The Lord’s work is correlated on both sides of the veil – President Benson, at the dedication of the Sao Paulo Temple said: “The work we are performing here has a direct relationship to the work in the spirit world.  Someday you will know that there are ordinances performed over there, too, in order to make the vicarious work which you do effective.  It will all be done under the authority and power of the priesthood of God” (The Teachings of Ezra Taft Benson, pp. 252-253).

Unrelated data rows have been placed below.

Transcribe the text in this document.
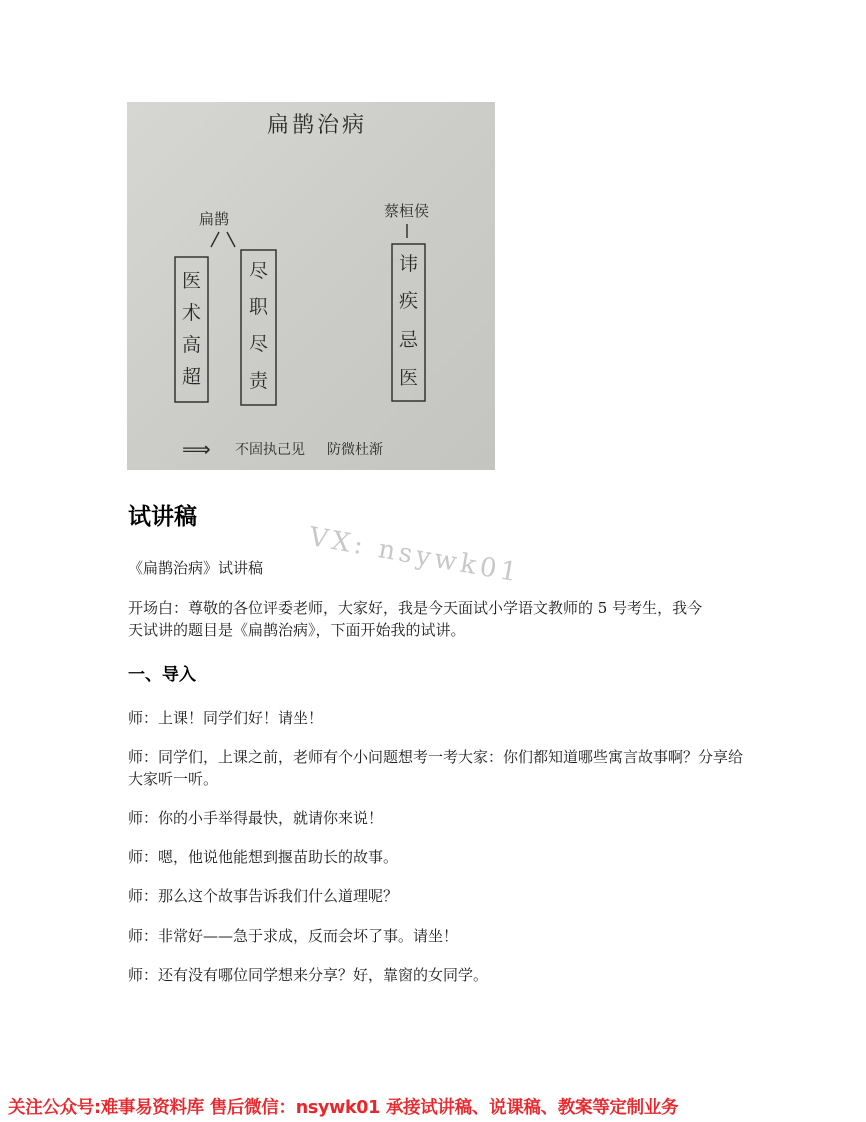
扁鹊治病
扁鹊	蔡桓侯
医
术
高
超
尽
职
尽
责
讳
疾
忌
医
⟹ 不固执己见 防微杜渐
试讲稿
VX: nsywk01

《扁鹊治病》试讲稿

开场白：尊敬的各位评委老师，大家好，我是今天面试小学语文教师的 5 号考生，我今天试讲的题目是《扁鹊治病》，下面开始我的试讲。

一、导入

师：上课！同学们好！请坐！

师：同学们，上课之前，老师有个小问题想考一考大家：你们都知道哪些寓言故事啊？分享给大家听一听。

师：你的小手举得最快，就请你来说！

师：嗯，他说他能想到揠苗助长的故事。

师：那么这个故事告诉我们什么道理呢？

师：非常好——急于求成，反而会坏了事。请坐！

师：还有没有哪位同学想来分享？好，靠窗的女同学。

关注公众号:难事易资料库 售后微信：nsywk01 承接试讲稿、说课稿、教案等定制业务
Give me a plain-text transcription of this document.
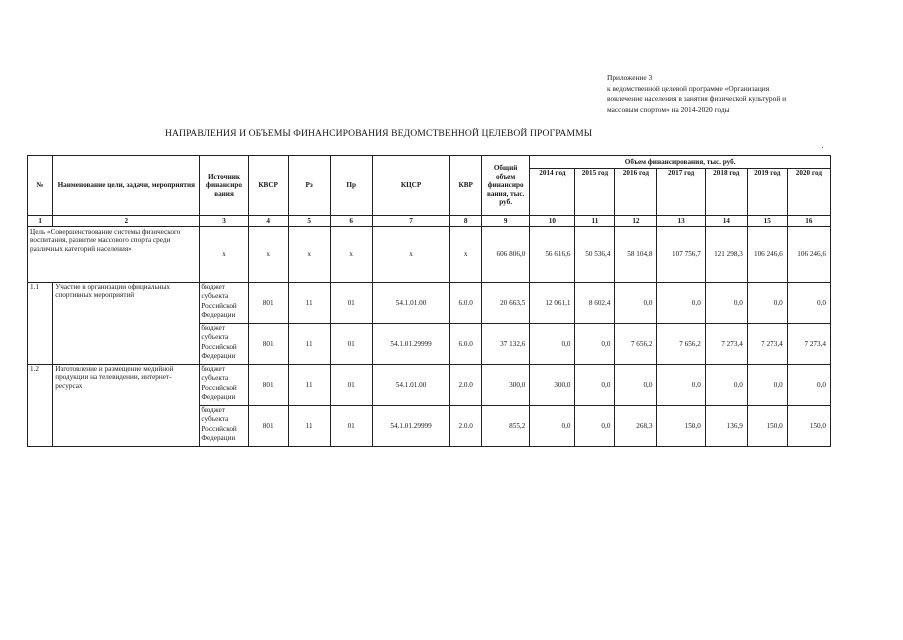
Приложение 3
к ведомственной целевой программе «Организация
вовлечение населения в занятия физической культурой и
массовым спортом» на 2014-2020 годы
НАПРАВЛЕНИЯ И ОБЪЕМЫ ФИНАНСИРОВАНИЯ ВЕДОМСТВЕННОЙ ЦЕЛЕВОЙ ПРОГРАММЫ
№	Наименование цели, задачи, мероприятия	Источник финансиро вания	КВСР	Рз	Пр	КЦСР	КВР	Общий объем финансиро вания, тыс. руб.	Объем финансирования, тыс. руб.						
									2014 год	2015 год	2016 год	2017 год	2018 год	2019 год	2020 год
1	2	3	4	5	6	7	8	9	10	11	12	13	14	15	16
Цель «Совершенствование системы физического воспитания, развитие массового спорта среди различных категорий населения»		х	х	х	х	х	х	606 806,0	56 616,6	50 536,4	58 104,8	107 756,7	121 298,3	106 246,6	106 246,6
1.1	Участие в организации официальных спортивных мероприятий	бюджет субъекта Российской Федерации	801	11	01	54.1.01.00	6.0.0	20 663,5	12 061,1	8 602,4	0,0	0,0	0,0	0,0	0,0
		бюджет субъекта Российской Федерации	801	11	01	54.1.01.29999	6.0.0	37 132,6	0,0	0,0	7 656,2	7 656,2	7 273,4	7 273,4	7 273,4
1.2	Изготовление и размещение медийной продукции на телевидении, интернет-ресурсах	бюджет субъекта Российской Федерации	801	11	01	54.1.01.00	2.0.0	300,0	300,0	0,0	0,0	0,0	0,0	0,0	0,0
		бюджет субъекта Российской Федерации	801	11	01	54.1.01.29999	2.0.0	855,2	0,0	0,0	268,3	150,0	136,9	150,0	150,0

We live at a remarkable time – The doctrine of redeeming the dead, as understood and practiced today, “which never has been revealed from thefoundation of the world, but have been kept hid from the wise and prudent, and shall be revealed unto babes and sucklings in this, the dispensation of the fullness of times” (D&C 128:18). Primary children understand baptism for the dead, and young people come to the temple in great numbers all in fulfilment of this prophecy. All previous dispensations rejoiced in our dispensation because a new dimension and magnitude of vicarious temple work would be revealed. Elder James E. Talmage wrote of our dispensation: “The present is the age of greatest import in all history, embodying as it does the fruition of the past and the living seed of the yet greater future. The present is the dispensation of fullness, for which the dispensations of bygone centuries have been but preliminary and preparatory. The saving and sanctifying labor incident to modern Temples surpasses that of the Temples of earlier times as the light of the full day exceeds the twilight of the dawn” (The House of the Lord, p. 197).